- Born: 1938
- Died: 2025 (aged 86–87)
- Education: Oxford University
- Occupations: Literary translator and editor
- Spouse: Branka Magas
- Children: Marko Attila Hoare
- Awards: John Florio Prize; Scott Moncrieff Prize; Schlegel-Tieck Prize

= Quintin Hoare =

British translator

Quintin Hoare (1938–2025) was a British leftist intellectual and literary translator from languages including Italian, French, German, Russian and Bosnian.

After studying Modern Languages at Oxford University, in 1962 Hoare joined the editorial board of New Left Review, serving as its managing editor from 1963 to 1979. He and his wife, the Croatian historian Branka Magas, eventually resigned in 1993. Hoare was a founding editor of the journal Labour Focus on Eastern Europe, a founding member in 1993 of the Alliance to Defend Bosnia-Herzegovina, and in 1997 became director of the Bosnian Institute.

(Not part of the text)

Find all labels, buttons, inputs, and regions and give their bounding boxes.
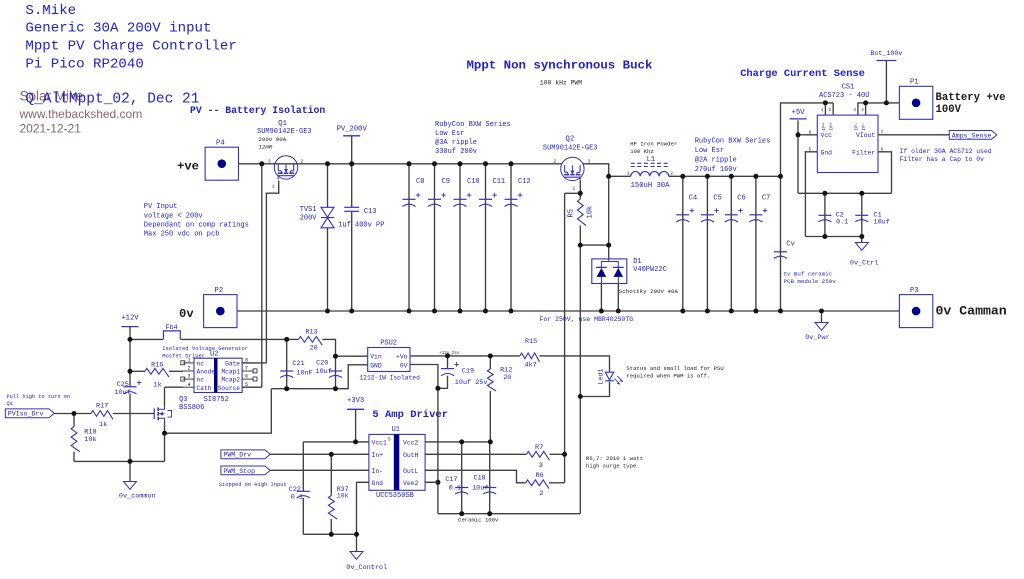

Hoare edited the Pelican Marx Library, which ran to eight volumes. As a translator, he worked in several languages, winning major awards for his translations from Italian, French and German: the John Florio Prize in 1978/9 for Antonio Gramsci's Selections from Political Writings 1921–26, the Scott Moncrieff Prize in 1984 for Sartre's War Diaries, and the Schlegel-Tieck Prize in 1989 for Hermann Grab's short stories.

Hoare's son is the historian Marko Attila Hoare.